By The Associated Press
Commodities had a disjointed reaction to the stock market Thursday, with metals and agriculture mixed and oil prices rising.
Investors took a liking to industrial metals, but they kept gold flat and pushed down the price of silver. Palladium for September delivery jumped nearly 2 percent, or $11.60, to $634.90 per ounce. July platinum rose $20.80 to $1,487.60 per ounce. July copper rose 1.5 cents to $3.3545 per pound.
Major U.S. stock indexes rose, not because of good news about the economy but on hopes that the central bank will step in to rescue it. Speculation that the Federal Reserve will pump more money into the economy rose after the government reported that applications for unemployment benefits increased last week. A report in the afternoon that major central banks were preparing to prop up financial markets after Greece's elections Sunday also sent the market higher.
August gold was virtually flat, rising 20 cents to $1,619.60 per ounce. Silver fell nearly 2 percent, or 53.4 cents, to $28.407 per ounce.

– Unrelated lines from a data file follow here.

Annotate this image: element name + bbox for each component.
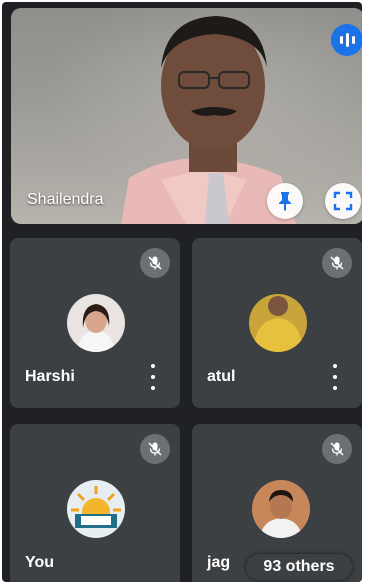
mic-off-icon: [140, 248, 170, 278]
avatar-photo: [252, 480, 310, 538]
main-speaker-tile[interactable]: Shailendra: [11, 8, 362, 224]
participant-tile[interactable]: Harshi: [10, 238, 180, 408]
fullscreen-button[interactable]: [325, 183, 361, 219]
pin-button[interactable]: [267, 183, 303, 219]
audio-wave-icon: [331, 24, 362, 56]
participant-name: atul: [207, 368, 236, 385]
avatar: [252, 480, 310, 538]
participant-tile[interactable]: You: [10, 424, 180, 582]
mic-off-icon: [140, 434, 170, 464]
mic-off-icon: [322, 248, 352, 278]
sunrise-logo: [67, 480, 125, 538]
more-vert-icon[interactable]: [330, 364, 340, 390]
mic-off-icon-glyph: [148, 442, 162, 456]
mic-off-icon-glyph: [148, 256, 162, 270]
pin-icon: [279, 192, 291, 211]
participant-name: jag: [207, 554, 231, 571]
mic-off-icon: [322, 434, 352, 464]
avatar-photo: [67, 294, 125, 352]
mic-off-icon-glyph: [330, 442, 344, 456]
fullscreen-icon: [333, 191, 353, 211]
avatar: [249, 294, 307, 352]
avatar: [67, 294, 125, 352]
others-count-badge[interactable]: 93 others: [246, 554, 352, 580]
mic-off-icon-glyph: [330, 256, 344, 270]
participant-name: Harshi: [25, 368, 75, 385]
more-vert-icon[interactable]: [148, 364, 158, 390]
speaker-name: Shailendra: [27, 191, 104, 208]
avatar-photo: [249, 294, 307, 352]
meeting-grid: Shailendra Harshi atul You jag 93 others: [2, 2, 362, 582]
participant-tile[interactable]: atul: [192, 238, 362, 408]
avatar: [67, 480, 125, 538]
participant-name: You: [25, 554, 55, 571]
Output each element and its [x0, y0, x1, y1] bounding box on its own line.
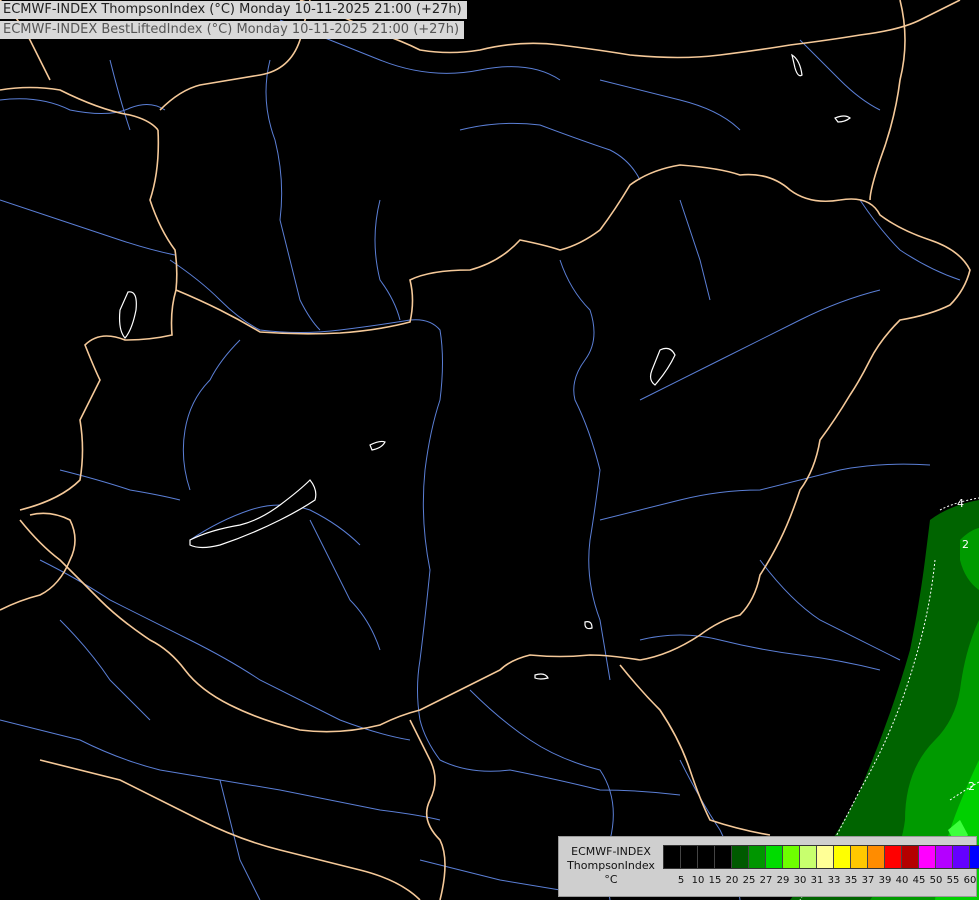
contour-label-b: 2	[968, 780, 975, 793]
contour-label-a: 4	[957, 497, 964, 510]
legend-unit: °C	[604, 873, 618, 886]
legend-tick-label: 45	[912, 875, 926, 886]
legend-tick-label: 33	[827, 875, 841, 886]
legend-swatch	[953, 846, 970, 868]
contour-label-c: 2	[962, 538, 969, 551]
legend-swatch	[868, 846, 885, 868]
legend-swatch	[664, 846, 681, 868]
legend-swatch	[902, 846, 919, 868]
legend-swatch	[936, 846, 953, 868]
legend-tick-label: 40	[895, 875, 909, 886]
legend-swatch	[919, 846, 936, 868]
legend-swatch	[698, 846, 715, 868]
legend-tick-label: 10	[691, 875, 705, 886]
legend-swatch	[766, 846, 783, 868]
legend-tick-label: 29	[776, 875, 790, 886]
legend-model: ECMWF-INDEX	[571, 845, 651, 858]
lake-small-1	[584, 621, 593, 630]
legend-swatch	[970, 846, 979, 868]
legend-tick-label: 31	[810, 875, 824, 886]
legend-tick-label: 35	[844, 875, 858, 886]
legend-tick-label: 37	[861, 875, 875, 886]
map-title-bestlifted: ECMWF-INDEX BestLiftedIndex (°C) Monday …	[0, 21, 465, 39]
legend-swatch	[681, 846, 698, 868]
legend-swatch	[749, 846, 766, 868]
legend-tick-label: 15	[708, 875, 722, 886]
legend-swatches	[663, 845, 979, 869]
legend-tick-label: 39	[878, 875, 892, 886]
legend-tick-label: 25	[742, 875, 756, 886]
legend-tick-label: 27	[759, 875, 773, 886]
legend-tick-label: 50	[929, 875, 943, 886]
legend-swatch	[834, 846, 851, 868]
legend-swatch	[885, 846, 902, 868]
legend-swatch	[800, 846, 817, 868]
map-title-thompson: ECMWF-INDEX ThompsonIndex (°C) Monday 10…	[0, 1, 467, 19]
legend-tick-label: 5	[677, 875, 685, 886]
legend-swatch	[817, 846, 834, 868]
legend-tick-label: 60	[963, 875, 977, 886]
legend-swatch	[732, 846, 749, 868]
legend-swatch	[715, 846, 732, 868]
legend-parameter: ThompsonIndex	[567, 859, 655, 872]
legend-swatch	[851, 846, 868, 868]
legend-swatch	[783, 846, 800, 868]
legend-tick-label: 20	[725, 875, 739, 886]
legend-ticks: 5 10 15 20 25 27 29 30 31 33 35 37 39 40 45 50 55 60	[663, 875, 979, 889]
legend-title: ECMWF-INDEX ThompsonIndex °C	[563, 845, 659, 887]
color-legend: ECMWF-INDEX ThompsonIndex °C 5 10 15 20 25 27…	[558, 836, 979, 897]
legend-tick-label: 55	[946, 875, 960, 886]
weather-map: 4 2 2	[0, 0, 979, 900]
legend-tick-label: 30	[793, 875, 807, 886]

Agricultural commodities were mixed. Wheat and corn rose, and soybeans fell. Wheat rose 7.5 cents to $6.235 per bushel. Corn rose 9 cents to $6.015 per bushel. Soybeans fell 22.25 cents to $13.86 per bushel.
Wheat prices have held up better this year than some other agricultural commodities, said David Krein, senior director of product development and analytics at Dow Jones Indexes. But he said that could be less about consumer preferences and more about a tight supply of wheat because of unfavorable weather.
Oil prices rose, also influenced by hopes of more government intervention in the U.S. and Europe. In Vienna, ministers of the Organization of the Petroleum Exporting Countries decided to keep in place their current production target.
Benchmark crude rose $1.29 to finish at $83.91 per barrel Thursday in New York. Brent crude, which is used to price international varieties, gained 45 cents to $97.17 per barrel in London.
Separately, natural gas prices jumped more than 14 per cent after the government said supplies increased less than expected last week. They were up 31 cents to finish at $2.495 per 1,000 cubic feet.
Heating oil rose 1.69 cents to end at $2.6278 per gallon and gasoline futures gained 2.1 cents to $2.6764 per gallon.
At the pump, the national average for gas fell less than a penny overnight to $3.532 per gallon, according to AAA, Wright Express and the Oil Price Information Service. The price is nearly 20 cents less than a month.